Rulesets make all sorts of statements, conscious and unconscious, about the sort of game you can expect. If the combat system is 20 pages and the social system is 2 pages, people begin to expect proportionately not only that level of depth, but that level of investment, and that level of playtime devoted to them.

I had my 'in' to game design at a better than 'random teenage fuck improvises some shit' level with my time on AdEva, but I really do think every consecutive thing I have made is better than the last, and each, I think, includes at least one mechanic that I think published RPGs are badly missing. I've been busy the last few years, but even just from my active periods I've come up with some shit for:

- Simulationist Persona (Undoubtedly the worst thing I ever made)

- Narrativist / Gamist Combining Mecha ala Voltron, Power Rangers, Aquarion etc. (Was deliberately bad, but my intent was to show off how much better it was at its job than everything remotely similar, despite being designed to be awful, I should revisit this one some time.)

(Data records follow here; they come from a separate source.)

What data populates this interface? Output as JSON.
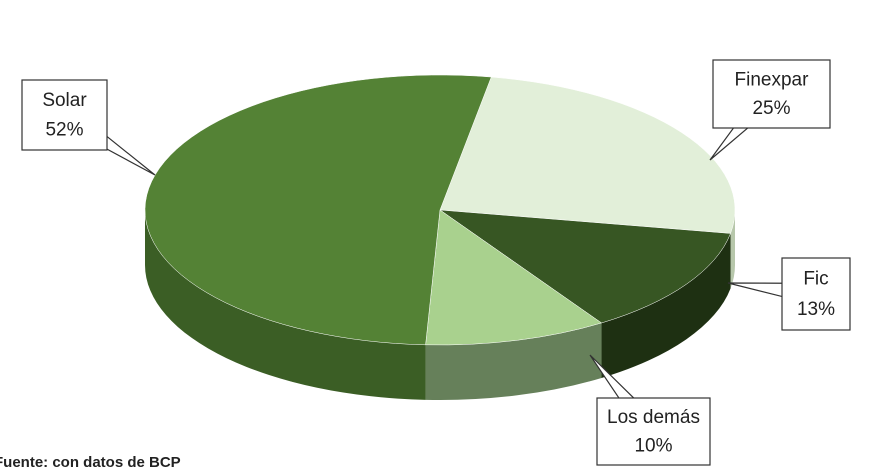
{
  "chart_data": {
    "type": "pie",
    "categories": [
      "Finexpar",
      "Fic",
      "Los demás",
      "Solar"
    ],
    "values": [
      25,
      13,
      10,
      52
    ],
    "value_labels": [
      "25%",
      "13%",
      "10%",
      "52%"
    ],
    "colors": [
      "#e2efd9",
      "#375623",
      "#a9d18e",
      "#548235"
    ],
    "side_colors": [
      "#b7c7ab",
      "#1e3012",
      "#66805a",
      "#3b5e25"
    ],
    "three_d": true,
    "source": "Fuente: con datos de BCP"
  }
}
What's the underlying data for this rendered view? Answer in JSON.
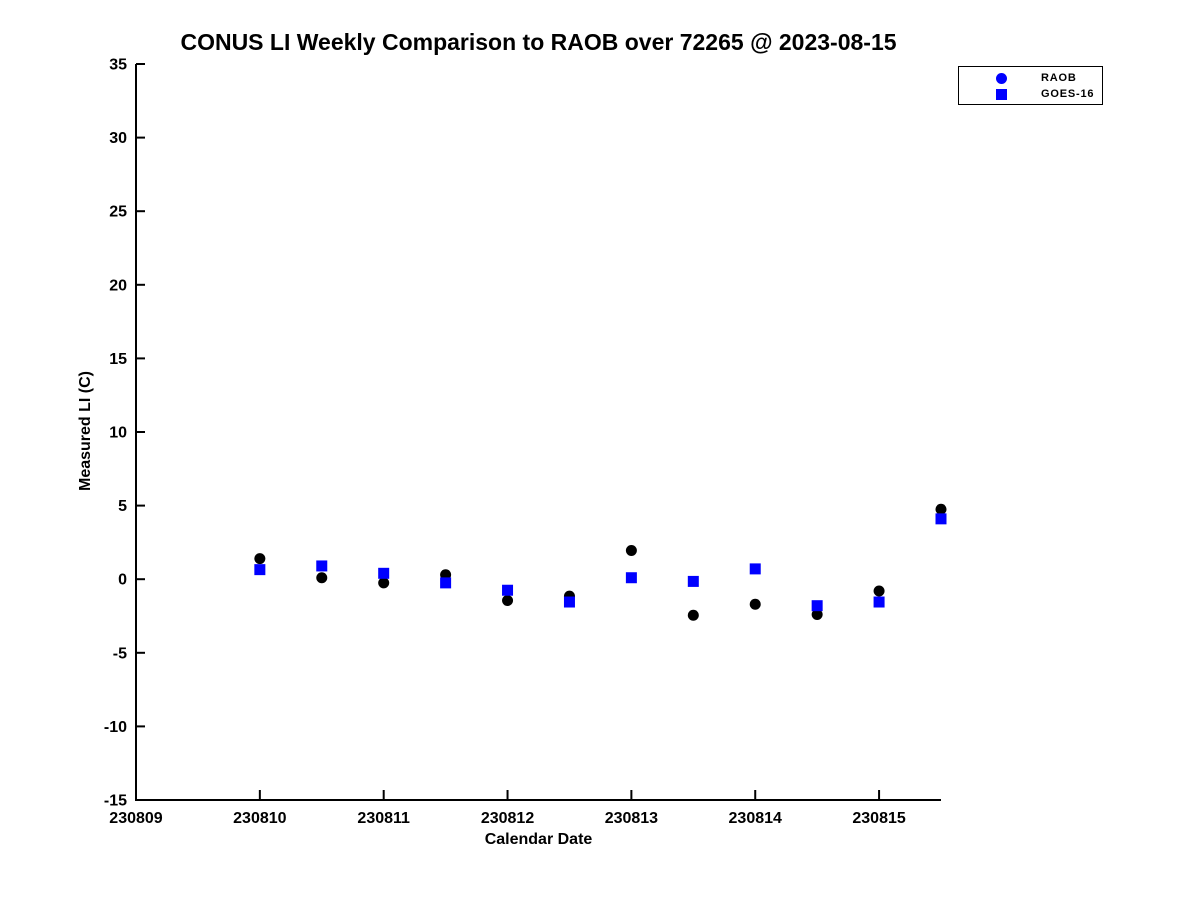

- A fantasy heartbreaker (Everyone has one! This one was centred around a couple of unique mechanics mainly to do with inventory management via "pockets" and HP mechanics based around limb and joint damage.)

- A simulationist totally-not-Attack-on-Titan system, which I might have cause to revisit if people get excited again with the new season. It was... maybe a little overcomplex, reminiscent of early 90's games almost, I hope I can fix that aspect up without outright deleting any extant mechanics because speed as a universal modifier and altitude marks as modifiers were great, on top of not rolling to hit.

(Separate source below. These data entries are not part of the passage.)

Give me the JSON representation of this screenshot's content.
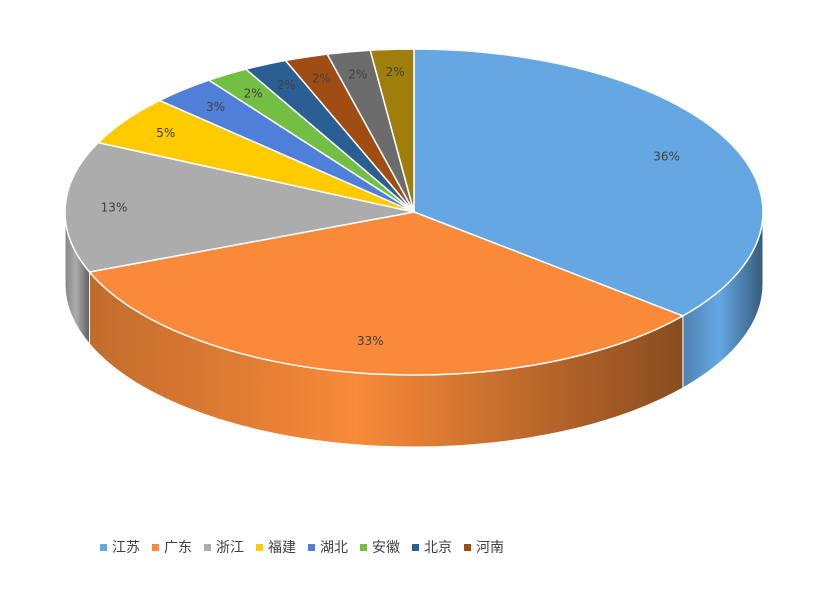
{
  "chart_data": {
    "type": "pie",
    "style": "3d",
    "categories": [
      "江苏",
      "广东",
      "浙江",
      "福建",
      "湖北",
      "安徽",
      "北京",
      "河南",
      "",
      ""
    ],
    "values": [
      36,
      33,
      13,
      5,
      3,
      2,
      2,
      2,
      2,
      2
    ],
    "labels": [
      "36%",
      "33%",
      "13%",
      "5%",
      "3%",
      "2%",
      "2%",
      "2%",
      "2%",
      "2%"
    ],
    "colors": [
      "#64a7e3",
      "#f88a39",
      "#acacac",
      "#ffcb00",
      "#4f7fd8",
      "#72bf44",
      "#2b5f94",
      "#a04d14",
      "#6c6c6c",
      "#a07e0c"
    ],
    "legend": {
      "position": "bottom",
      "entries": [
        {
          "label": "江苏",
          "color": "#64a7e3"
        },
        {
          "label": "广东",
          "color": "#f88a39"
        },
        {
          "label": "浙江",
          "color": "#acacac"
        },
        {
          "label": "福建",
          "color": "#ffcb00"
        },
        {
          "label": "湖北",
          "color": "#4f7fd8"
        },
        {
          "label": "安徽",
          "color": "#72bf44"
        },
        {
          "label": "北京",
          "color": "#2b5f94"
        },
        {
          "label": "河南",
          "color": "#a04d14"
        }
      ]
    }
  }
}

- A Jojo's Bizarre Adventure module designed to be added onto other game systems. I still see it posted around the place, I'm pretty happy with it.

- Currently working on a game with a friend about playing the supernatural artists that make SCP's. It's very interesting, designing a system entirely around incentives for being a dickass but never actually directly fighting people.

I'm, uh, working on a FATE version of Evangelion? Does that count, even if it's just a supplement thing built onto an existing system?

My favorite part is that the city has its own stress tracks for collateral damage, NERV's strained resources, and the reputation NERV has. A pilot has a very public breakdown on the news, opening concerns about child soldiers? Rep takes a hit. The Evas are all so wrecked they need to get repaired immediately? Resources take a hit. Some idiot smashes through a hospital to get to the Angel? Boom, Collateral damage.

Look up Sine Requie. I fear it's only in Italian but they use Suit Cards AND Major Arcana AND it's amazing

I've been looking at making my own post-apocalyptic game, with the purpose of being able to get a game up and going from zero to location-based adventure within 15 minutes, including characters. It takes cues from OSR games but it's definitely not going to end being OSR.

>Grognards get mad at OP for making ANOTHER fantasy heartbreaker.
Pretty much. It's like if OP wandered onto the fairgrounds where a classic car show was being held and started asking random people if they would give him advice on designing his new car, which is just a 1988 Ford Probe with some fins glued onto it.

Well, I did publish one some years ago... And got several others unfinished and unpublished.